Lordship Lane citizens were backed up by Tottenham MP and several councilors in their protest against the opening of a Paddy Power betting shop in the area.
One of the most famous Irish bookmakers, Paddy Power, is having hard time as numerous protesters are expressing complete dissatisfaction of new opening of their shop in Lordship Lane, UK.
This disapproval is provoked to a high extend by the rapid spread of the “Fixed odds betting terminals” (FOBT), which are currently called by many “the crack cocaine of gambling.” Their negative fame is primarily due to their highly addictive nature.
Lordship Lane citizens were protesting against the opening of a Paddy Power betting shop in the area
• They were supported by David Lammy, Tottenham MP, and several councilors
• The protesters are worried that more betting houses will cause even higher anti-social behavior in Lordship Lane
• The current legislation is in favor of betting shops
FOBTs came to the UK in 2001 and since then are gaining more and more disapproval among the society, especially because they seems to be stimulating problem gambling by letting people place countless bets – up to GBP 100 every 20 seconds, with the possibility to win up to GBP 500.
Currently, the prospects of the betting terminals are not quite clear as UK citizens and local authorities are completely against them, but the profits they bring force the government to think twice before intervening.
There are above 33,000 machines in the UK at the moment and the revenue they bring is just insane – over GBP 1.5 billion/year. These figures make FOBTs opposers even more convinced that these terminals are one of the major reasons for the high levels of problem betting in the country.
Moreover, even the restriction by the UK gambling laws for only four machines in one betting shop, can’t stop bookmakers from introducing more and more terminals in order to have higher profits. What they tend to do is just opening more branches, so that the law is obeyed and still the revenues are incredibly high.
The current protest against new Paddy Power betting shop in Lordship Lane is not a surprise given the overall spirit in the country regarding problem gambling.
Perhaps this is the reason why David Lammy, Tottenham MP, and several councilors joined the Wood Green protest, showing support to the people.
The campaigners, protesting outside a Wood Green pub, were standing firmly behind their position that they don’t approve of a third betting shop in the area.

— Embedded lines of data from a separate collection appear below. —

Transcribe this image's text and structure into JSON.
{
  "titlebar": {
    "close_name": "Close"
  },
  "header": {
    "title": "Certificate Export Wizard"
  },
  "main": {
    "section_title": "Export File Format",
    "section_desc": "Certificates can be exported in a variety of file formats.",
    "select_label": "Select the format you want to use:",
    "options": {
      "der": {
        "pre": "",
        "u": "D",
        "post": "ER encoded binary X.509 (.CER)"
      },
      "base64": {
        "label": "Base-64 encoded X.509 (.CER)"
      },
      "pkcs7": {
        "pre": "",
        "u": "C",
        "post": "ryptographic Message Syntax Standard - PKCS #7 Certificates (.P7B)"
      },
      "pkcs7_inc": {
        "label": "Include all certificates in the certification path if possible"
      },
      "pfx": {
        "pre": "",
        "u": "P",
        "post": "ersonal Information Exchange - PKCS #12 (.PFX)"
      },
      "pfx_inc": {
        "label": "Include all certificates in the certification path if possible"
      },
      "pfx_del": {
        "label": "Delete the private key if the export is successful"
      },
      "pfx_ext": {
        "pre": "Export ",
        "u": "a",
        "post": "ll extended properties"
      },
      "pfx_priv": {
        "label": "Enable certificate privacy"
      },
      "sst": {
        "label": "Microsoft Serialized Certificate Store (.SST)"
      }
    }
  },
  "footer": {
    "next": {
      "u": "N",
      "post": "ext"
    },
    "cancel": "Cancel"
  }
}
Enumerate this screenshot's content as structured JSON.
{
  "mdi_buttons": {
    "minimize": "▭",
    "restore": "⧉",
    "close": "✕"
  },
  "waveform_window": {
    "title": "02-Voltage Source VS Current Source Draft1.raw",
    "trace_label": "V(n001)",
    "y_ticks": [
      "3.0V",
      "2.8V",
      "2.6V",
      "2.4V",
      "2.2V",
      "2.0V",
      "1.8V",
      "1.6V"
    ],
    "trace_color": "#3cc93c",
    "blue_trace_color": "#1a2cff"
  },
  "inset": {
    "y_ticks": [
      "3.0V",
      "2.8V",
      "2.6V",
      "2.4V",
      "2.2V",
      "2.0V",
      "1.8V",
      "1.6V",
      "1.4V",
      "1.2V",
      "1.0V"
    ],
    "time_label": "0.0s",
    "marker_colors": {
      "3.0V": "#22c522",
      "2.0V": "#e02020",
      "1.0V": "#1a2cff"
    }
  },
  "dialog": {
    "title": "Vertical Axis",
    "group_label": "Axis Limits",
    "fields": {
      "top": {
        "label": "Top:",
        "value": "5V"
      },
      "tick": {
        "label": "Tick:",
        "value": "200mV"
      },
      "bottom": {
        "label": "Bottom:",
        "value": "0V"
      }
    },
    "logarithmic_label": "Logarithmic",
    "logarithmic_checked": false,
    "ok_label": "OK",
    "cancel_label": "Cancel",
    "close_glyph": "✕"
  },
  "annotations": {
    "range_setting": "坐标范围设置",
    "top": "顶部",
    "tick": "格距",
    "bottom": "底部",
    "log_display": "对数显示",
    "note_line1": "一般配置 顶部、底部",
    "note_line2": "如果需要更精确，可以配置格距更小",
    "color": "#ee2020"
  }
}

The protesting residents expressed their deep anxiety about the worrisome figures regarding the higher levels of anti-social behavior in Lordship Lane. Some of them considered the expansion of the betting business as one of the major reasons for that.
George Schon, who lives near the Dunbar Road, commented: “We have a William Hill and a Ladbrokes, and it means there is a problem with large groups of men loitering and causing trouble. It’s intimidating.”
He continued: “There are a lot of vulnerable people in the area. Lots of kids use the road to go to school and they are going to build a nursing home in the area. It is not safe for them.”
MP Lammy added: “It is a shame when local people cannot determine the makeup of their own high streets. Why do we need three premises for betting on this road? What sort of signal does that send to the kids as they go to school?”
The current legislation
The protest is happening right when there is a demand towards the Government to give more power to local authorities, so that they can decide for themselves how many betting shops they want to allow in the area.
Currently, bookmakers do not need special planning permission to open in premises that were previously serving as financial institutions, like banks for example. The new legislation, which will be implemented in May will allow for betting houses to open in a larger number of sites without the need for obtaining planning permission.
Joseph Ejiofor, councilor cabinet member for planning and enforcement in Haringey, commented: “The current legislation is tipped in favor of betting shops, and high streets like this one are being badly affected. I’m not anti-bookmaker, but councils should be able to decide on whether they need another betting shop.”